Both groups were being misled. The Bible makes it clear in Genesis 2:24 that sex is primarily for intimacy, rather than children: “Therefore shall a man leave his father and leave his mother. He shall cleave to his wife and they shall become one flesh.” This pivotal idea is echoed in the Bible having no word for sex other than “knowledge.

So why were religious couples being consciously misled into believing that passion and lust had no place in marriage? How were we to understand the deep lust celebrated between man and woman so beautifully captured in Song of Songs, which the Talmud declares to be the holiest book of the Bible, whose tamer verses, such as here, in 7:1-2, include, “Your rounded thighs are like jewels, the work of a master hand. Your navel is a rounded bowl that never lacks mixed wine. Your belly is a heap of wheat, encircled with lilies”?

Fraudulent sexual teachings in religion have destroyed countless lives and extinguished countless marriages. Worse, false and repressive piety also may be the cause of some of the aberrant sexual behavior we are seeing in otherwise godly men and women. Is clerical celibacy in the Catholic church one of the prime things that leads to abuse? No one knows fully. Is sexual suppression in some religious Jewish circles, which could never be countenanced by Jewish law, the reason that more stories of abuse are emerging? Nothing can be said for sure. There may be other, stronger forces at work.
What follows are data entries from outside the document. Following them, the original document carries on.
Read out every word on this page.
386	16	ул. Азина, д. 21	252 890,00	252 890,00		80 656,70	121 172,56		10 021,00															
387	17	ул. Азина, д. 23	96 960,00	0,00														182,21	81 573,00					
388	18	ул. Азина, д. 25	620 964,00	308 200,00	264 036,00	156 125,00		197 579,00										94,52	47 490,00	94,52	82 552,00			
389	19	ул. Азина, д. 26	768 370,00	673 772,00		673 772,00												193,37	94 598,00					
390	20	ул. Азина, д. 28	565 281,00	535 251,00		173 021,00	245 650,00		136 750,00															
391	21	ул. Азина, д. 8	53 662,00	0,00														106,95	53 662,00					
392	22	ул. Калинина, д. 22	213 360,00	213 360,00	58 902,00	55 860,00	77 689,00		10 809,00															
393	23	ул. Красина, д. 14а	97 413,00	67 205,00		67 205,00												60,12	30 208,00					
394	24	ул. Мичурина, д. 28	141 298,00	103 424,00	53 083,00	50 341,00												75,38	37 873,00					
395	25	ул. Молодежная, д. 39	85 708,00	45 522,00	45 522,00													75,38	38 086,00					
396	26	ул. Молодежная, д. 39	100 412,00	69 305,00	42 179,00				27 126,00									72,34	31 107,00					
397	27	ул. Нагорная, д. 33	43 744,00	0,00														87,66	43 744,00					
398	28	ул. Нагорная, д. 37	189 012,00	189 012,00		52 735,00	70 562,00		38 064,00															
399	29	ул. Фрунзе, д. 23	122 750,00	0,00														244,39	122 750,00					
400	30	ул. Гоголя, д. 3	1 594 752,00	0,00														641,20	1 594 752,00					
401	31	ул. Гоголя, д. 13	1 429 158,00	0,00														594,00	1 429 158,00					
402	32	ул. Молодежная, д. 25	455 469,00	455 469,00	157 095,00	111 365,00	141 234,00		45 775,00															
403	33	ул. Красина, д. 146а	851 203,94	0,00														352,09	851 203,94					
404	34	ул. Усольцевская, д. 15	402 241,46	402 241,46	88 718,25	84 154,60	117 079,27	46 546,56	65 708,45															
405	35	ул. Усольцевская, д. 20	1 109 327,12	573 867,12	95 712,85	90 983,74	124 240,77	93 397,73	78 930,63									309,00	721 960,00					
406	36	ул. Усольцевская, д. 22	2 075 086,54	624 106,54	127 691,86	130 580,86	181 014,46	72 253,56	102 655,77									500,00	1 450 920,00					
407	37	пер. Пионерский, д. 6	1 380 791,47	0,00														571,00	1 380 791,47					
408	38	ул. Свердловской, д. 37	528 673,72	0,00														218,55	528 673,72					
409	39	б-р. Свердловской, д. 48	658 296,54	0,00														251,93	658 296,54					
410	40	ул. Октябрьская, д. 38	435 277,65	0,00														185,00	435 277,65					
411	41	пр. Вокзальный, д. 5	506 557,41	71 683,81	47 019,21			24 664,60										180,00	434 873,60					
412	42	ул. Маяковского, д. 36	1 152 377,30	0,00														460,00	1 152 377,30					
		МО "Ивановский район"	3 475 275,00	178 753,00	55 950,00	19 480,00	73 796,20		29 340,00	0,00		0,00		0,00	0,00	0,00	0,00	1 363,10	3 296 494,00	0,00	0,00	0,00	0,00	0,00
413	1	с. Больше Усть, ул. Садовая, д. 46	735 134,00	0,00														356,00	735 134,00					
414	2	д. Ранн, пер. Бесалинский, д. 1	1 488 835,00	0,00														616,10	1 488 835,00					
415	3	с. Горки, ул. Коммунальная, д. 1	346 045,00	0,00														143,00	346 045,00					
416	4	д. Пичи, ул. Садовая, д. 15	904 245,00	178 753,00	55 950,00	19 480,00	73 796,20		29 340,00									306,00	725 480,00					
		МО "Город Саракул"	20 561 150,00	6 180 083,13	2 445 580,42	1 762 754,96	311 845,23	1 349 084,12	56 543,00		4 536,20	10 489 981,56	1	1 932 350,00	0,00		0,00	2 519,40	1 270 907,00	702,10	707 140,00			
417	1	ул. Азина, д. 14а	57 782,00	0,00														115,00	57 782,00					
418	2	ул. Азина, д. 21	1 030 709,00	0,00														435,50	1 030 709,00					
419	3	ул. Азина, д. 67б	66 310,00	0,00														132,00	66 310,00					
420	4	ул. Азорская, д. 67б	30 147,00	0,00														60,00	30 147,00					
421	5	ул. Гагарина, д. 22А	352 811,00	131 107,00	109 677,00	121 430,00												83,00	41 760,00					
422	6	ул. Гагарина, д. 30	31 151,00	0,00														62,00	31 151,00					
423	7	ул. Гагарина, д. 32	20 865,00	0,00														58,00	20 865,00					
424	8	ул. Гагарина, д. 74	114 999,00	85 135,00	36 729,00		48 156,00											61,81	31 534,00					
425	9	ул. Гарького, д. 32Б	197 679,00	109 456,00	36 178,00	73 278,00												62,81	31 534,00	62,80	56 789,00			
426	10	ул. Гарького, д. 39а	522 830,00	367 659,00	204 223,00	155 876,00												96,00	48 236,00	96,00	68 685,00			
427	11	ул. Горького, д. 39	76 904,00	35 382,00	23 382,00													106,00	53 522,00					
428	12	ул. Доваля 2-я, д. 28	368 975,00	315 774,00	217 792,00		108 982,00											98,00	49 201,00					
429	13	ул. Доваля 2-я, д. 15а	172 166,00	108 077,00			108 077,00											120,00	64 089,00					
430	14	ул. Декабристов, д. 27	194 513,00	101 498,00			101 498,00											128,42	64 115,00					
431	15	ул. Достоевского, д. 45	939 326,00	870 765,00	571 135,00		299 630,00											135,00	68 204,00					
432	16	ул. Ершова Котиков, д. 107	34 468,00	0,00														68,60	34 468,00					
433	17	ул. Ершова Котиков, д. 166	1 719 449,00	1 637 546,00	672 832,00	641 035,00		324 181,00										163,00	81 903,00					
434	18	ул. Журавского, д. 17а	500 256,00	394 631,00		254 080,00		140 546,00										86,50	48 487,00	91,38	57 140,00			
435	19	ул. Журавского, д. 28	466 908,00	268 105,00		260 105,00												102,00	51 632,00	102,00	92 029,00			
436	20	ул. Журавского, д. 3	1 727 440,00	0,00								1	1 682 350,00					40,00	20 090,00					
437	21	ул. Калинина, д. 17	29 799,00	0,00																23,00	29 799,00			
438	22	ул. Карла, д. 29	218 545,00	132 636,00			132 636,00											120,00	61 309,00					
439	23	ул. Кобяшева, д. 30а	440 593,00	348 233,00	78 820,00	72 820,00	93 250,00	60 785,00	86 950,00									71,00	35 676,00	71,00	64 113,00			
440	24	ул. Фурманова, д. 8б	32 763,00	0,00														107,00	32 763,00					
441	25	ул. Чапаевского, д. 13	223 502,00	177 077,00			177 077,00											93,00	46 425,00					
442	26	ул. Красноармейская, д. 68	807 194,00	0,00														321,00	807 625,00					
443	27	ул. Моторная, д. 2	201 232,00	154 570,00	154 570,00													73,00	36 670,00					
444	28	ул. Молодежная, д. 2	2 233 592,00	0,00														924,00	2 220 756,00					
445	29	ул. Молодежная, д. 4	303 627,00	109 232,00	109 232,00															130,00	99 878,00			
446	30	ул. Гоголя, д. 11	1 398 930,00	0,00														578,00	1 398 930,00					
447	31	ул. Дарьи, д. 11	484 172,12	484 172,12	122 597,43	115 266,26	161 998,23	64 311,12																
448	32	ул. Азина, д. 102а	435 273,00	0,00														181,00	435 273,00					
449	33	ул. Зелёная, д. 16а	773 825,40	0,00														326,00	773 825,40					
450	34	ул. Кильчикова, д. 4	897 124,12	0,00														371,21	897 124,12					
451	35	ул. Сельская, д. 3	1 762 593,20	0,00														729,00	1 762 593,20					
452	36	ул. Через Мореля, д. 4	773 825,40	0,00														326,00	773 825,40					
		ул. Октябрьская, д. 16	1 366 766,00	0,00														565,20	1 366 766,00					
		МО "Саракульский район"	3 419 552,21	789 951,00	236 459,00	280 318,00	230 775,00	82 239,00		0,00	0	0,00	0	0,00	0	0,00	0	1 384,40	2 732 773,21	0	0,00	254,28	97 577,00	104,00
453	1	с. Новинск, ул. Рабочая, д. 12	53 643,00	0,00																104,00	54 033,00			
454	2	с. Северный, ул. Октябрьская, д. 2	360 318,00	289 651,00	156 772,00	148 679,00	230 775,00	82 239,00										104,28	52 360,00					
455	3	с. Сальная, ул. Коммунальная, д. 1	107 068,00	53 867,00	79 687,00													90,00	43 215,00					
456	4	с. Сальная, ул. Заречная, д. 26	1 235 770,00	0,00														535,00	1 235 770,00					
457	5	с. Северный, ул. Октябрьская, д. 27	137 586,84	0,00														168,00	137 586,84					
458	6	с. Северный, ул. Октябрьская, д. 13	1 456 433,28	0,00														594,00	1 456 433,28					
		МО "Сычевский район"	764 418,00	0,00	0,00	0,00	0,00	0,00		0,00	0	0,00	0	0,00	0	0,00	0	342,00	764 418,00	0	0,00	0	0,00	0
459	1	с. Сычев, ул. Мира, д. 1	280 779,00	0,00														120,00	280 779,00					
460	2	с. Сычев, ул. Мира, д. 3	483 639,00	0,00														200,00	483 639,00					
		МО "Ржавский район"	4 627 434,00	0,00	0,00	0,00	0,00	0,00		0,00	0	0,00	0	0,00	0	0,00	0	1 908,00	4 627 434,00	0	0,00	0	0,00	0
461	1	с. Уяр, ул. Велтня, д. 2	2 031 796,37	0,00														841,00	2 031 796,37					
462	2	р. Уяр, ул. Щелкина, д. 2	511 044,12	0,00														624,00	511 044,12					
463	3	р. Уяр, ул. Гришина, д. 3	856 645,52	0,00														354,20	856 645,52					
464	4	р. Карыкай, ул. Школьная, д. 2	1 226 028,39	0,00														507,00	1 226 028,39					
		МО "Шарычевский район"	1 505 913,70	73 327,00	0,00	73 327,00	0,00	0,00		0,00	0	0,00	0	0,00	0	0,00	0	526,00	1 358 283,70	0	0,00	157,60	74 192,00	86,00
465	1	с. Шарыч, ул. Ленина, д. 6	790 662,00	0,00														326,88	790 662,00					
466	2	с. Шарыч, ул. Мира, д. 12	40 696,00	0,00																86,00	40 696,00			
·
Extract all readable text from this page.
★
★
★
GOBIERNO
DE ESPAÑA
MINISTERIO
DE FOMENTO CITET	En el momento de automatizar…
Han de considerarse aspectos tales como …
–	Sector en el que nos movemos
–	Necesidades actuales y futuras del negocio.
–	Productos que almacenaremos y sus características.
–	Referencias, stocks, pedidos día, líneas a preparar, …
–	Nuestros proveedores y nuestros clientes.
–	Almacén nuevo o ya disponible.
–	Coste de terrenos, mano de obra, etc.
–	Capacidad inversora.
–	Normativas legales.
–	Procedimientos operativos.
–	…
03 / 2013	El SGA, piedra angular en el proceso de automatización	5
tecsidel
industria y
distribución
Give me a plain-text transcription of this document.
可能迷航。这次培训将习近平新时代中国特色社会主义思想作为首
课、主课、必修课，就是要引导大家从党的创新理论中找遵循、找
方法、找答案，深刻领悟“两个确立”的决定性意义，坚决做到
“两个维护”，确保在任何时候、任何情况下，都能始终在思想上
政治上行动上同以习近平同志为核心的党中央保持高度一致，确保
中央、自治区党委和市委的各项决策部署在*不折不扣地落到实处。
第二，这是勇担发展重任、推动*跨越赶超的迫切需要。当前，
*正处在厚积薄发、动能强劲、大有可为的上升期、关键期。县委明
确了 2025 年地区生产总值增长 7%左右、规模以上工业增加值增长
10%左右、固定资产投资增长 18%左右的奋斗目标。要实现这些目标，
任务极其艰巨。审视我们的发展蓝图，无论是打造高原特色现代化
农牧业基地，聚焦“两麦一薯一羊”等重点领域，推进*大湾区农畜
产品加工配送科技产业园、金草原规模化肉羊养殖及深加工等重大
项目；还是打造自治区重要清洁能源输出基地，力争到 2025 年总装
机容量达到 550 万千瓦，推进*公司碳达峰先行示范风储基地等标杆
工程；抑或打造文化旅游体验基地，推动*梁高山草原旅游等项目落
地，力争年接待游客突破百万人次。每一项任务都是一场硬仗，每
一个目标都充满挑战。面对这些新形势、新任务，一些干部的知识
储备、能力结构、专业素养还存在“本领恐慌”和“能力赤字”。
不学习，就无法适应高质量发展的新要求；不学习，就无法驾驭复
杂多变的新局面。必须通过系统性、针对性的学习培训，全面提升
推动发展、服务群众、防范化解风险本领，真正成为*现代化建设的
But this is certain. Sexuality strikes to the very heart of the human condition. A healthy, positive, and fulfilling sex life in marriage is not a luxury, but a necessity that the Bible recognizes in innumerable instances and that forms the basic narrative of so many biblical marriages, like the famous story of Isaac being “sexually playful” with his wife Rebecca told in Genesis 26:8.

This is a fact: Any religion that bases itself on our Bible cannot escape the Tanach’s healthy encouragement of carnal intimacy being the central staple of a husband and wife’s loving connectedness.

A man who is in love with his wife and concentrates his fullest erotic attention on her is living a holy life. The tenth commandment makes it clear that we are not to covet our neighbor’s wife, which, by direct implication, means we sure as heck ought to be coveting our own.

It is time for religion to reclaim and preach the holy carnal union of a passionate marital sexual bond.